My Animals and Other Family by Clare Balding
23rd Nov 2012
From the boxer called Candy who acted as her nanny, to Respectable Jones on whom she won the Ladies’ Jockey Championship in 1990, she tells the story of her life up to the end of university through the animal who meant most to her at the time. Each animal’s chapter is beautifully illustrated by Gill Heeley.
Growing up around animals is not unusual. Clare Balding’s childhood relationship with animals, however, was exceptional.
Living on her father’s (champion trainer Ian Balding) yard in the Hampshire downs, she grew up with 100 thoroughbred race horses, and the foals, ponies, boxers and lurchers were not just her childhood companions but also her best friends.
Clare (her warm presenting style inspires you to feel you are on first-name terms) has been one the BBC’s lead sports presenters for several years, and has presented Radio 4’s Ramblings for over 12 years.
It was not from her family that she learned her trademark empathy and warmth from her family, however, but from the animals who shared their lives.

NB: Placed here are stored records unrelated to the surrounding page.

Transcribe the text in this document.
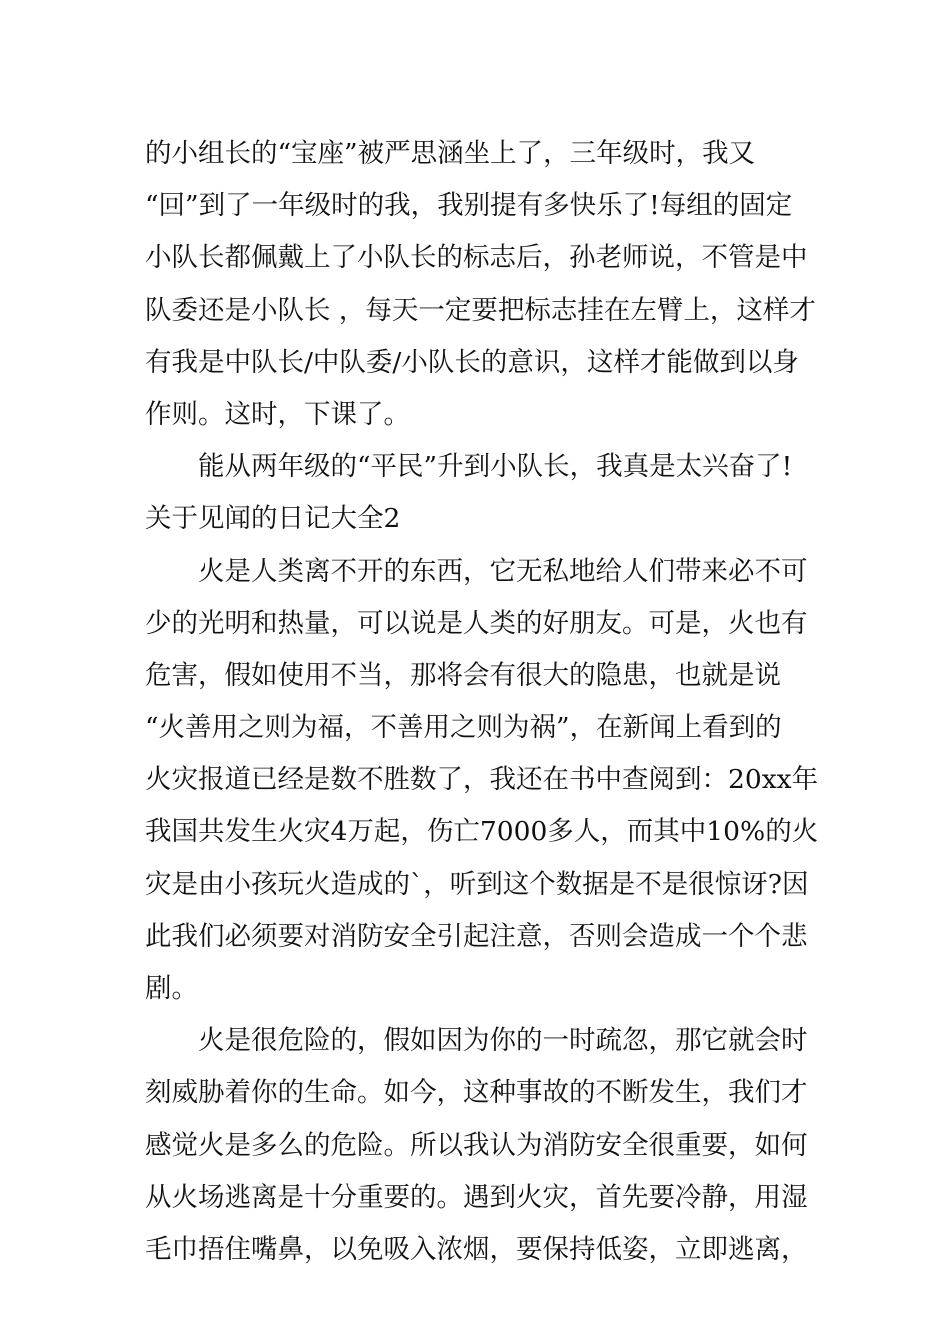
的小组长的“宝座”被严思涵坐上了，三年级时，我又
“回”到了一年级时的我，我别提有多快乐了!每组的固定
小队长都佩戴上了小队长的标志后，孙老师说，不管是中
队委还是小队长 ，每天一定要把标志挂在左臂上，这样才
有我是中队长/中队委/小队长的意识，这样才能做到以身
作则。这时，下课了。
　　能从两年级的“平民”升到小队长，我真是太兴奋了!
关于见闻的日记大全2
　　火是人类离不开的东西，它无私地给人们带来必不可
少的光明和热量，可以说是人类的好朋友。可是，火也有
危害，假如使用不当，那将会有很大的隐患，也就是说
“火善用之则为福，不善用之则为祸”，在新闻上看到的
火灾报道已经是数不胜数了，我还在书中查阅到：20xx年
我国共发生火灾4万起，伤亡7000多人，而其中10%的火
灾是由小孩玩火造成的`，听到这个数据是不是很惊讶?因
此我们必须要对消防安全引起注意，否则会造成一个个悲
剧。
　　火是很危险的，假如因为你的一时疏忽，那它就会时
刻威胁着你的生命。如今，这种事故的不断发生，我们才
感觉火是多么的危险。所以我认为消防安全很重要，如何
从火场逃离是十分重要的。遇到火灾，首先要冷静，用湿
毛巾捂住嘴鼻，以免吸入浓烟，要保持低姿，立即逃离，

She learned about sexuality and hormones from watching the behaviour of the horses and dogs.
She acquired her compassion and commitment by feeling the horse beneath her give its heart to help her achieve what she was asking of it. Her teenage lessons in manners and decency from horse Ellie May were brutally effective!
The Balding household had a strict pecking order. At the top were racehorses, followed by male adults, male children, dogs and only then came female adults and lastly female children.
Her father’s and more surprisingly, her grandmother’s, misogyny is quite breath-taking. Grandma’s comment to her mother at Clare’s birth, “Oh, it’s a girl. Never mind, you’ll just have to keep trying”, among other gems, served to light in Clare a feminist fire which saw her study English at Cambridge with Germaine Greer and persistently (and fruitlessly) challenge her father’s ideas.
Clare Balding paints a picture of herself as large and clumsy, always saying and doing the wrong thing – she manages to offend both the Queen and Princess Anne in two very funny episodes – but also spirited and committed and ready from an early age to be her own person. Her stories of races and animals are brilliantly observed and beautifully told, and the close relationship with her brother is a delight.
The only slight disappointment is that, for someone clearly so free-thinking and well-educated, the book is rather light. It gives the impression that it is merely setting the scene, showing her many fans across all sections of society where she has come from but it does not say who she is now.
The book stops at the end of university, when she is still going out with boys. An epilogue tells only a little of her life now. I found myself thoroughly looking forward to a more introspective sequel in years to come where she turns her kindness and wit towards human beings. In the meantime, we have a charming memoir filled with warmth and love.
My Animals and Other Family is out now in hardback from Viking, available at Foyles, Amazon or your local independent bookshop, priced at £20. A Kindle version (which includes the illustrations) is available priced at £9.99
Recommended for: Anyone who loves Clare Balding, horses or dogs, and light-hearted memoirs.
Other recommended reading: For horse-related books read Jenny Pitman’s self-titled autobiography. Polo, Riders or more recently Jump by Jilly Cooper are always fun. Dawn French’s memoir Dear Fatty was the inspiration for the format.